Ubaid juga memantau sebaran keracunan MBG terjadi di banyak wilayah lintas provinsi. Ubaid menduga masalahnya ada pada sistem yang tak maksimal diterapkan oleh Badan Gizi Nasional (BGN). 

"Kalau kasusnya nyebar di banyak kota dan provinsi pasti masalahnya bukan teknis, bukan kesalahan dapur tapi kesalahan sistem, ketika kesalahan sistem di level BGN, pemantaua nggak jelas, dimanapun dapur dibuka, masalah membludak," ujar Ubaid. 

JPPI menegaskan Presiden dan BGN tidak bisa lagi hanya mengandalkan jargon “zero incident”. Padahal insiden keracunan terjadi di berbagai daerah. Kalau kejadian semacam ini hanya sekali, mungkin bisa disebut kesalahan teknis.

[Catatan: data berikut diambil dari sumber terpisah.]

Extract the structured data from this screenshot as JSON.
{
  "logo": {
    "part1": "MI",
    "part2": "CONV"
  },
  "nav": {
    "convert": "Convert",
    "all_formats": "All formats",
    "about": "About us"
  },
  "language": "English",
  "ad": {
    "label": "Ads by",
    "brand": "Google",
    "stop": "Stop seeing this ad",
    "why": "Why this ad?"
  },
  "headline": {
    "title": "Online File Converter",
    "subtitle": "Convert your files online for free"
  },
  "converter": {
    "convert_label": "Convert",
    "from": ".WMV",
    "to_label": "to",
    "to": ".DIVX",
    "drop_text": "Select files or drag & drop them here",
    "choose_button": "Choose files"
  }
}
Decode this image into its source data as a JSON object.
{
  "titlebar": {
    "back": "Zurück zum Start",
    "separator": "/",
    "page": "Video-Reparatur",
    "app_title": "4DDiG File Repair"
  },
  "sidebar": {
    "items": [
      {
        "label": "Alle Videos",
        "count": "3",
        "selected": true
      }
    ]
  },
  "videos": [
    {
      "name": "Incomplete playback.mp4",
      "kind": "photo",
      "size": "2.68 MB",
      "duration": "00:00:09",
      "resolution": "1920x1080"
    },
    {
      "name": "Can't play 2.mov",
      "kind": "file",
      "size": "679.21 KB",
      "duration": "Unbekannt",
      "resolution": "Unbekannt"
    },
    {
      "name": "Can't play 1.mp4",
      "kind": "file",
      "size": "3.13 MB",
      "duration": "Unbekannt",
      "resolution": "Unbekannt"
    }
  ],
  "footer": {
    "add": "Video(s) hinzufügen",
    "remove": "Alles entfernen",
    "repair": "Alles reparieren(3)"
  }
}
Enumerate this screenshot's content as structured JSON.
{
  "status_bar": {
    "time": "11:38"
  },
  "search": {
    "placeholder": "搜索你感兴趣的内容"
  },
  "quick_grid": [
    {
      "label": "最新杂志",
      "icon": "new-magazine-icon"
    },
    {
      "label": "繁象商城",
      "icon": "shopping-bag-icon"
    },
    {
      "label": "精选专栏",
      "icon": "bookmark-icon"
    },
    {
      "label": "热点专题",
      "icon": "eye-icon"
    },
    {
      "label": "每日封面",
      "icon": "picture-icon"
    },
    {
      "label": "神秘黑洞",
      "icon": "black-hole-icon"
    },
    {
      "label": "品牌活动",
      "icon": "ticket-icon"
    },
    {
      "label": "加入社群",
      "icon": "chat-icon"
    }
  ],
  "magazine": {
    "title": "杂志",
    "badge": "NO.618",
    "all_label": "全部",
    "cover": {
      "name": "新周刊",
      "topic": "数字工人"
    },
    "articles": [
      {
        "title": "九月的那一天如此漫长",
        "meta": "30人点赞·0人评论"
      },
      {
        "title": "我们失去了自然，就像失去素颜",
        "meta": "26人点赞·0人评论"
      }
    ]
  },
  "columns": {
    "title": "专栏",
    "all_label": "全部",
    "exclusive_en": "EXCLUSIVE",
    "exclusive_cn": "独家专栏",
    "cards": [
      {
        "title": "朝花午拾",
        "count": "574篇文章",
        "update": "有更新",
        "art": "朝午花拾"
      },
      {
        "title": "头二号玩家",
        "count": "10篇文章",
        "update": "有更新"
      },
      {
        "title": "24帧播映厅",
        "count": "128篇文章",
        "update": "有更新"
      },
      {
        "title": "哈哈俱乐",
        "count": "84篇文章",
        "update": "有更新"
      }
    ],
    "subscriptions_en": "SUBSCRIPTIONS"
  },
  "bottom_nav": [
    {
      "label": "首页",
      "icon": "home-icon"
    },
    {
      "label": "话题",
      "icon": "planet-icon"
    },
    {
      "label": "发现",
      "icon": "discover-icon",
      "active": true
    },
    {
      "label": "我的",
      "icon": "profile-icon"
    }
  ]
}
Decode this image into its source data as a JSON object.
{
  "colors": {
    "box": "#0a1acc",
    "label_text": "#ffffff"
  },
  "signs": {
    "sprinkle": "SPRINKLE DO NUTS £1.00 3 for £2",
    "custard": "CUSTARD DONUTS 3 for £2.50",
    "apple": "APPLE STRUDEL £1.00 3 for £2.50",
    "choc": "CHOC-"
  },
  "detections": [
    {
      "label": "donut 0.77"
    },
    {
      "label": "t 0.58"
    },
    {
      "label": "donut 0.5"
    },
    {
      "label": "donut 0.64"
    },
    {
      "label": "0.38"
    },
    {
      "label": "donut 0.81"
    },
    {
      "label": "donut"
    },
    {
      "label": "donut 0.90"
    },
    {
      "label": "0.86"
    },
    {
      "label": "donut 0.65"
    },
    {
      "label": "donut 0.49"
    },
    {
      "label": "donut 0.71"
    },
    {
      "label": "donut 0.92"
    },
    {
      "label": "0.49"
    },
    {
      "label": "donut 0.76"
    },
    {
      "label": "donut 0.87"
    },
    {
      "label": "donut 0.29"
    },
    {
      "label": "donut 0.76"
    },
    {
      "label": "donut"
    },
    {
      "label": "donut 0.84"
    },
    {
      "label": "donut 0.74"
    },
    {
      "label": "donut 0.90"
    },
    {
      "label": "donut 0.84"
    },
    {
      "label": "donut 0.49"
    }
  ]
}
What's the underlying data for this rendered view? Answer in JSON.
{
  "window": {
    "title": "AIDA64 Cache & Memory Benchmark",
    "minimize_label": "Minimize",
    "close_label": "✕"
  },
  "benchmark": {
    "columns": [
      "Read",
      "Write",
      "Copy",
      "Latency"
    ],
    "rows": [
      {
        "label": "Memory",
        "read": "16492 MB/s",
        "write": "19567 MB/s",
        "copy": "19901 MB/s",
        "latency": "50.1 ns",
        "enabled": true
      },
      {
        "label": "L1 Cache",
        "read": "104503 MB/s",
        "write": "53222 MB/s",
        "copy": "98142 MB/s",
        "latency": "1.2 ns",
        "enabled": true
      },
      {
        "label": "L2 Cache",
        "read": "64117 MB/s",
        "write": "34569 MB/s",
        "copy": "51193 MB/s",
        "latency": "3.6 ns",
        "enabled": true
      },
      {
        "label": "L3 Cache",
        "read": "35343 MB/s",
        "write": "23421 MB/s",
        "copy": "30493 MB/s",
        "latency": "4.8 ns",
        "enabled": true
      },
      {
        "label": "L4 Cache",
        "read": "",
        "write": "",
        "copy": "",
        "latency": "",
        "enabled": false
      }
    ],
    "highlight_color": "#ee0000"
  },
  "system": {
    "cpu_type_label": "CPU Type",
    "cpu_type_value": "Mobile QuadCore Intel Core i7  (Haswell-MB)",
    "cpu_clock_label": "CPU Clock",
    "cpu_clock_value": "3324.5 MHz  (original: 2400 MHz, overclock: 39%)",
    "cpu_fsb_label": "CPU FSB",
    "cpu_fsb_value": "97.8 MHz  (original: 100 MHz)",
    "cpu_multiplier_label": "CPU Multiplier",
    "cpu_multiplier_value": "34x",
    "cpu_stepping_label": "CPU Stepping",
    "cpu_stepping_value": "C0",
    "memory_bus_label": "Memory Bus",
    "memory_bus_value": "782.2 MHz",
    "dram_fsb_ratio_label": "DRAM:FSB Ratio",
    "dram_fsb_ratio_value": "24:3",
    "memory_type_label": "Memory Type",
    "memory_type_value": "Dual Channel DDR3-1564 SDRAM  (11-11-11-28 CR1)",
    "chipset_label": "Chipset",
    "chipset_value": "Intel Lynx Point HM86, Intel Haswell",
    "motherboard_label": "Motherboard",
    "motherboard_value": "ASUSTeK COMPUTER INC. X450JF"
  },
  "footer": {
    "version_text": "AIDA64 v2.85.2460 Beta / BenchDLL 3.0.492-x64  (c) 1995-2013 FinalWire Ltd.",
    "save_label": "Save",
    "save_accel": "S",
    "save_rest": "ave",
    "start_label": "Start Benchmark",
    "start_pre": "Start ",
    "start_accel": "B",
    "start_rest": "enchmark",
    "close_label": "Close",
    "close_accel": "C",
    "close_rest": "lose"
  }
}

“Kami tidak tega melihat anak-anak yang harus dilarikan ke rumah sakit, berjuang dengan selang infus di tangan mungil mereka, bahkan ada yang nyawanya hampir melayang. Presiden dan BGN jangan sekali-kali bermain-main dengan nyawa anak-anak bangsa. Kalau program ini benar-benar berpihak pada anak, hentikan sekarang juga sebelum lebih banyak korban berjatuhan,” ujar Ubaid.